In terms of ideal concerts venues, it’s hard to beat Pumpehuset’s Byhaven on a warm summer evening. A break from the more extreme heat makes sitting outside very enticing, and New York synth-pop group Ava Luna are the perfect band for the setting. They essentially play block part music: It’s mostly dance-y, has a decent beat, but isn’t so deafeningly loud that you can’t decipher the three-part harmonies.
But maybe the setting isn’t perfect for the music. Not if you’re a performer, anyway. The perfect summer setting of Byhaven means that loads of people who aren’t especially fussed about the music are having drinks and chatting with their friends in the shade of Pumpehuset’s main building. Ava Luna start their set off unannounced, with a song so mellow it’s hard to tell initially if they’ve started to play or are still tuning up. Few people move towards the stage, even is as it becomes clear that the show is getting going.

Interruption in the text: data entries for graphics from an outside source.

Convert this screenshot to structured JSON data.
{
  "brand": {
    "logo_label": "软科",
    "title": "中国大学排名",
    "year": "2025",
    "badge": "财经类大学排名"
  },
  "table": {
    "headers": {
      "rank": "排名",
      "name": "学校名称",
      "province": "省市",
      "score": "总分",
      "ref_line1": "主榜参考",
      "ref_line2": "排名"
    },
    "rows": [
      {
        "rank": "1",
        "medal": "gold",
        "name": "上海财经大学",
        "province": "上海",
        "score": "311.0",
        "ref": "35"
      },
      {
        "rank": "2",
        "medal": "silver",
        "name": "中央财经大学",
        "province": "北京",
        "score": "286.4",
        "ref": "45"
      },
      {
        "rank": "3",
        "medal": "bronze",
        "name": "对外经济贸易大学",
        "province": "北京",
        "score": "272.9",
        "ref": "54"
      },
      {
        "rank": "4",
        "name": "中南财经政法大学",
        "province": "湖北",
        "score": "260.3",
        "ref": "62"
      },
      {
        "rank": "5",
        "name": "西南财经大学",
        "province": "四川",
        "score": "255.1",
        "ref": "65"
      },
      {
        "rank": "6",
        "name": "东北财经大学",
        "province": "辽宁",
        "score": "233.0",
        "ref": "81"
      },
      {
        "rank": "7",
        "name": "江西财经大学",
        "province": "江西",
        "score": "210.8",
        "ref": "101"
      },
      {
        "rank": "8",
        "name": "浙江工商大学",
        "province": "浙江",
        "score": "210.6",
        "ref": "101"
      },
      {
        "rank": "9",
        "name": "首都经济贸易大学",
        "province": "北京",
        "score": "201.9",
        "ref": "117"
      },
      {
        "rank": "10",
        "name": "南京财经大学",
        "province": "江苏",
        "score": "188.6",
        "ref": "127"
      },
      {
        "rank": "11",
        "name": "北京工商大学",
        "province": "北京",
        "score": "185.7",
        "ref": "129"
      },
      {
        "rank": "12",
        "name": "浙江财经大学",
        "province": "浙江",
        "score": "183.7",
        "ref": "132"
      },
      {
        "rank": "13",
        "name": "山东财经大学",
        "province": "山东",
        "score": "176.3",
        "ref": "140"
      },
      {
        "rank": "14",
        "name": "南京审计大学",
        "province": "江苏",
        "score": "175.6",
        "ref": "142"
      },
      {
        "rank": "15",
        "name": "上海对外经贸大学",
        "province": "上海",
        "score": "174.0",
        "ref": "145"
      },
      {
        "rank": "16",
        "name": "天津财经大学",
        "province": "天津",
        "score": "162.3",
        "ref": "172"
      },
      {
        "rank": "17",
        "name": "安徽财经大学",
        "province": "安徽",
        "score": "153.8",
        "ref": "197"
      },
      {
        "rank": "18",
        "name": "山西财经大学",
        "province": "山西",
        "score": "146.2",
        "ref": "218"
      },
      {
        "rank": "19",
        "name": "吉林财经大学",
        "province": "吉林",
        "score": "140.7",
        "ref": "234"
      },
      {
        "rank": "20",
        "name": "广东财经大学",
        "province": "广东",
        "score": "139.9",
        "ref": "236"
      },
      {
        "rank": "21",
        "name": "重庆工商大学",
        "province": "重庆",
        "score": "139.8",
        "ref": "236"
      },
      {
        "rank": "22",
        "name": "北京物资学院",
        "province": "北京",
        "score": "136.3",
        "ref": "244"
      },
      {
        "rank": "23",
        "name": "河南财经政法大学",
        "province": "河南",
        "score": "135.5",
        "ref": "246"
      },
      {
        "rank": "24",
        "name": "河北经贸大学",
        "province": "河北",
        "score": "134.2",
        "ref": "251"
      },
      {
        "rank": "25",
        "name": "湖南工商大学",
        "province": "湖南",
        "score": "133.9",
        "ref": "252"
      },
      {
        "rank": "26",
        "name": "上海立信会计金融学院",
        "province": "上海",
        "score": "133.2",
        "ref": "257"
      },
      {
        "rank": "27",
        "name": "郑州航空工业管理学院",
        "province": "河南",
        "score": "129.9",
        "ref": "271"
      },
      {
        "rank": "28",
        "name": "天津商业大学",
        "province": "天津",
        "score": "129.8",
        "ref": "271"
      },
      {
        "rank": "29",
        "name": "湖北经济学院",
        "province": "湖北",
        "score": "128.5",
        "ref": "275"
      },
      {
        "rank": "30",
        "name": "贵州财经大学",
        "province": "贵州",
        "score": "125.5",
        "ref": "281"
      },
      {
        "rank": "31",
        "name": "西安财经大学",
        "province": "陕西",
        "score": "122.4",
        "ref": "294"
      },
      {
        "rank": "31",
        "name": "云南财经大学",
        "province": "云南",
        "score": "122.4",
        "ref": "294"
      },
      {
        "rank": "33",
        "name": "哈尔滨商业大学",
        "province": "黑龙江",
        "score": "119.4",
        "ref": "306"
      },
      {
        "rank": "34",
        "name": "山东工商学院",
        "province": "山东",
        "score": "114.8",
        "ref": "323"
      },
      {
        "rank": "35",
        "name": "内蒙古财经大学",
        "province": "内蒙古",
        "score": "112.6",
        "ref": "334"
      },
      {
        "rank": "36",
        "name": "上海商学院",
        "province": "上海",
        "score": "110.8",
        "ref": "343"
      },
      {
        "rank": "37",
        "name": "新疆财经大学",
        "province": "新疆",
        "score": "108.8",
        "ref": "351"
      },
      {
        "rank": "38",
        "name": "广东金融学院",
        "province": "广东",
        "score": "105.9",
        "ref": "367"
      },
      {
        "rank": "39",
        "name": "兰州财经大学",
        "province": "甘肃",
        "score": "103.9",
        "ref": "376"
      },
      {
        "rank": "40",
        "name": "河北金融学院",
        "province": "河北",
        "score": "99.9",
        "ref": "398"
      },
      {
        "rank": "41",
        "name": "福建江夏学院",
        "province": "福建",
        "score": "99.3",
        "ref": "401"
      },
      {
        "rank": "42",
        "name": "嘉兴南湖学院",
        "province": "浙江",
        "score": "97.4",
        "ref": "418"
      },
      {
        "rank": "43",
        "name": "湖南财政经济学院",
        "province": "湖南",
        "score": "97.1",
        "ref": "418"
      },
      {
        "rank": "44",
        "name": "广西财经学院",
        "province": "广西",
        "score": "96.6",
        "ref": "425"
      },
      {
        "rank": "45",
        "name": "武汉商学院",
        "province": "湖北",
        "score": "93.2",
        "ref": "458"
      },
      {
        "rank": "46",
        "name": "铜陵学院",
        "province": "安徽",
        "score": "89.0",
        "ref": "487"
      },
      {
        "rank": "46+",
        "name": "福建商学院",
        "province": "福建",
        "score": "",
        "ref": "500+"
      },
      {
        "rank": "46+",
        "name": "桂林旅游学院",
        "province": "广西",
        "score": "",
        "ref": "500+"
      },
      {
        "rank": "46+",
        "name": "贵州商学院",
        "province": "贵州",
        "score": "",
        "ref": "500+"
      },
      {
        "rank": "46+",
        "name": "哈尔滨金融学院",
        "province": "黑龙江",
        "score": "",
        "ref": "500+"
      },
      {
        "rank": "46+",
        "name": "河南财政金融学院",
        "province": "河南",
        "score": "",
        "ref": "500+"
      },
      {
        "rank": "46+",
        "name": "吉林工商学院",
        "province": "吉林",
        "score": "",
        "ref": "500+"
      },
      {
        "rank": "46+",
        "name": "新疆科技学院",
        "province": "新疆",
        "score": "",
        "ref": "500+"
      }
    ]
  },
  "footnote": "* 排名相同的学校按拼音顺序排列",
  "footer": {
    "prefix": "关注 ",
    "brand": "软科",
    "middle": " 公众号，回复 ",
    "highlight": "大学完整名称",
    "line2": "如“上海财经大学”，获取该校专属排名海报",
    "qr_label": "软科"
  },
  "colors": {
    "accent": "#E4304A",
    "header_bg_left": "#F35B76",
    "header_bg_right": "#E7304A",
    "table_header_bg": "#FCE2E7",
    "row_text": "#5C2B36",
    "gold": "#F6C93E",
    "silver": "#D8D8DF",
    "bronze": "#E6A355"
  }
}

If the band are discouraged by the inattention, they don’t let it show. Ava Luna know how to sell a song. Singers Felicia Douglass and Rebecca Kauffman have different, energetic performing styles — Douglass bops around with a fluid energy while Kauffman has more of a rigid theatricality — but the deliver every tune like the whole garden is rapt in their attention. The performance is balanced well, switching between singers and choosing key moments to play up the harmonies; leaning more into bright, vibrant synth lines; and deliberately slowing things down. It feels like the setlist has been chosen deliberately for the audience, for people who might want to get up and dance and acquiescing to those who want pleasant background music. It’s just curious that there is courtyard full of people who don’t realize what they’re missing out on.